By noon his stomach had sufficiently settled down that he could give it something to eat. Depending on his financial situation he’d have his lunch either at Meeting Point, where people like Schoch came to shower and wash their clothes and could eat for four francs, or at the soup kitchen, where the food was free. If he needed something harder than apple juice to wash down his food, Schoch would dine at AlcOven, a meeting place for drunks, where you could also have a shower and wash your clothes, but were allowed to bring your own beer to accompany a cheap meal.
He usually took dinner at Sixty-Eight, where you could get a decent meal for free, but only in the evenings.
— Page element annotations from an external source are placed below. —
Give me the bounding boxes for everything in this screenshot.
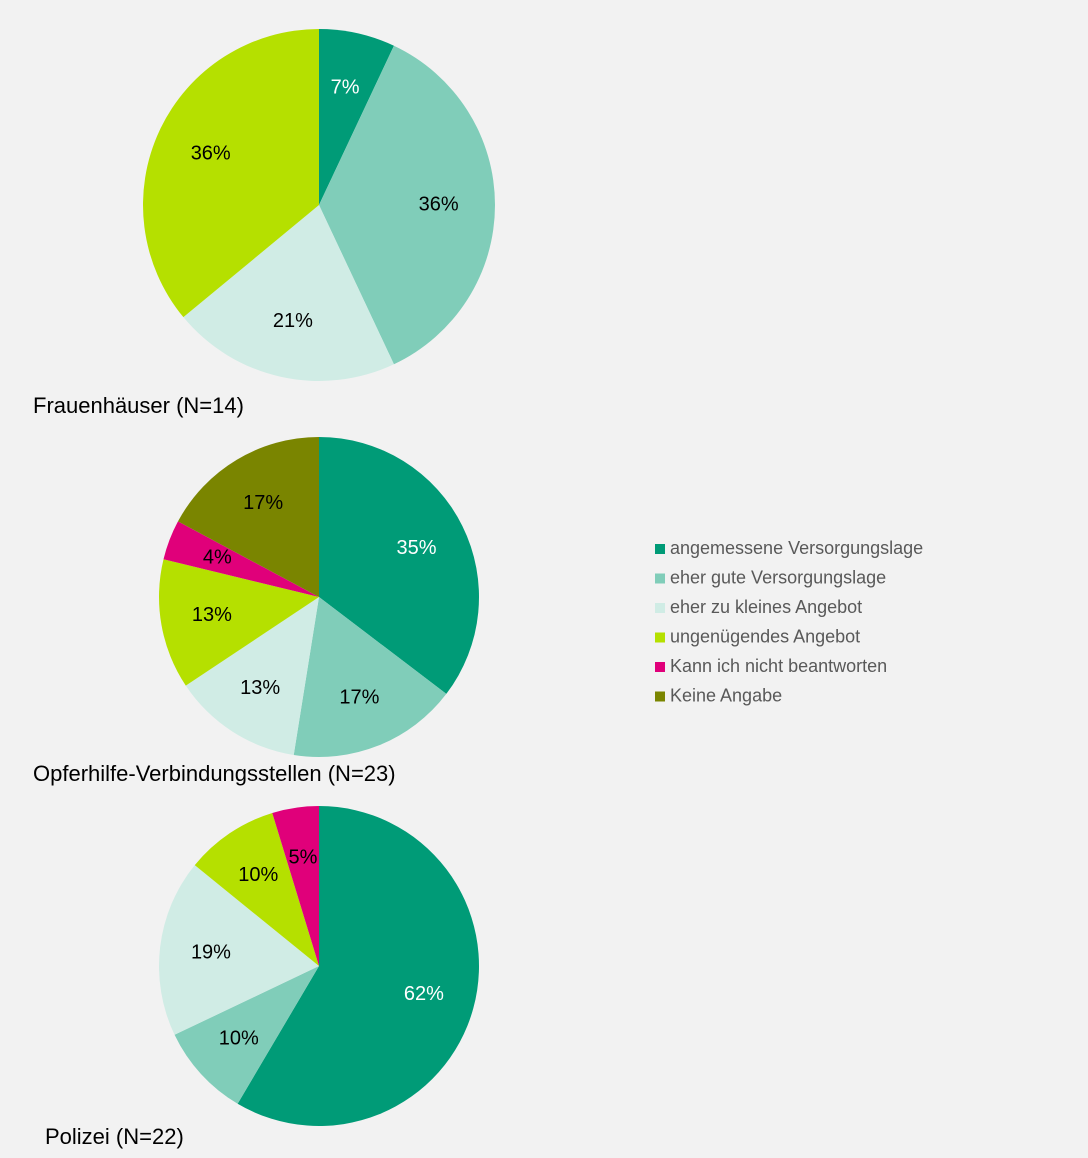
slice-label: 17%	[243, 492, 283, 514]
pie-slice	[319, 29, 394, 205]
chart-title: Frauenhäuser (N=14)	[33, 393, 244, 418]
pie-slice	[293, 597, 447, 758]
slice-label: 13%	[240, 677, 280, 699]
chart-title: Polizei (N=22)	[45, 1124, 184, 1149]
slice-label: 36%	[419, 193, 459, 215]
pie-slice	[158, 559, 319, 686]
chart-title: Opferhilfe-Verbindungsstellen (N=23)	[33, 761, 396, 786]
legend-label: Kann ich nicht beantworten	[670, 656, 887, 676]
legend-swatch	[655, 632, 665, 643]
legend-label: Keine Angabe	[670, 685, 782, 705]
pie-slice	[237, 806, 479, 1126]
pie-slice	[163, 521, 319, 597]
legend-swatch	[655, 573, 665, 584]
slice-label: 35%	[396, 537, 436, 559]
legend-label: eher gute Versorgungslage	[670, 567, 886, 587]
pie-slice	[143, 29, 319, 318]
slice-label: 21%	[273, 310, 313, 332]
legend-label: angemessene Versorgungslage	[670, 538, 923, 558]
slice-label: 10%	[219, 1028, 259, 1050]
pie-slice	[194, 812, 319, 966]
pie-slice	[319, 45, 496, 365]
pie-slice	[185, 597, 319, 755]
slice-label: 19%	[191, 941, 231, 963]
pie-slice	[159, 865, 319, 1035]
legend-swatch	[655, 603, 665, 613]
pie-slice	[183, 205, 394, 381]
pie-slice	[272, 806, 319, 966]
legend-swatch	[655, 662, 665, 672]
slice-label: 10%	[238, 864, 278, 886]
slice-label: 13%	[192, 604, 232, 626]
slice-label: 36%	[191, 142, 231, 164]
slice-label: 62%	[404, 983, 444, 1005]
legend-swatch	[655, 544, 665, 554]
slice-label: 5%	[288, 847, 317, 869]
slice-label: 4%	[203, 546, 232, 568]
slice-label: 7%	[331, 76, 360, 98]
legend-swatch	[655, 691, 665, 702]
pie-slice	[319, 437, 479, 694]
pie-slice	[174, 966, 319, 1104]
legend-label: eher zu kleines Angebot	[670, 597, 862, 617]
slice-label: 17%	[339, 686, 379, 708]
legend-label: ungenügendes Angebot	[670, 626, 860, 646]
pie-slice	[177, 437, 319, 597]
At this early hour – it was just after eight o’clock – most guests at the Morning Sun weren’t particularly chatty. But there were always a few noisy ones, those who’d already taken their first drink of the day. Schoch was one of the silent ones. He never drank before ten. And even when he’d had something to drink he didn’t say much. If he did speak, it was quietly, which lent him an aura of mystery. That and the fact that nobody knew anything about him. Everybody knew the stories of most of the others on the streets, knew what they used to be and what had made them end up here. But they knew nothing about Schoch. One day he just arrived on the scene with old Sumi. The two were inseparable, moved around together and supported each other when they were no longer able to stand up straight.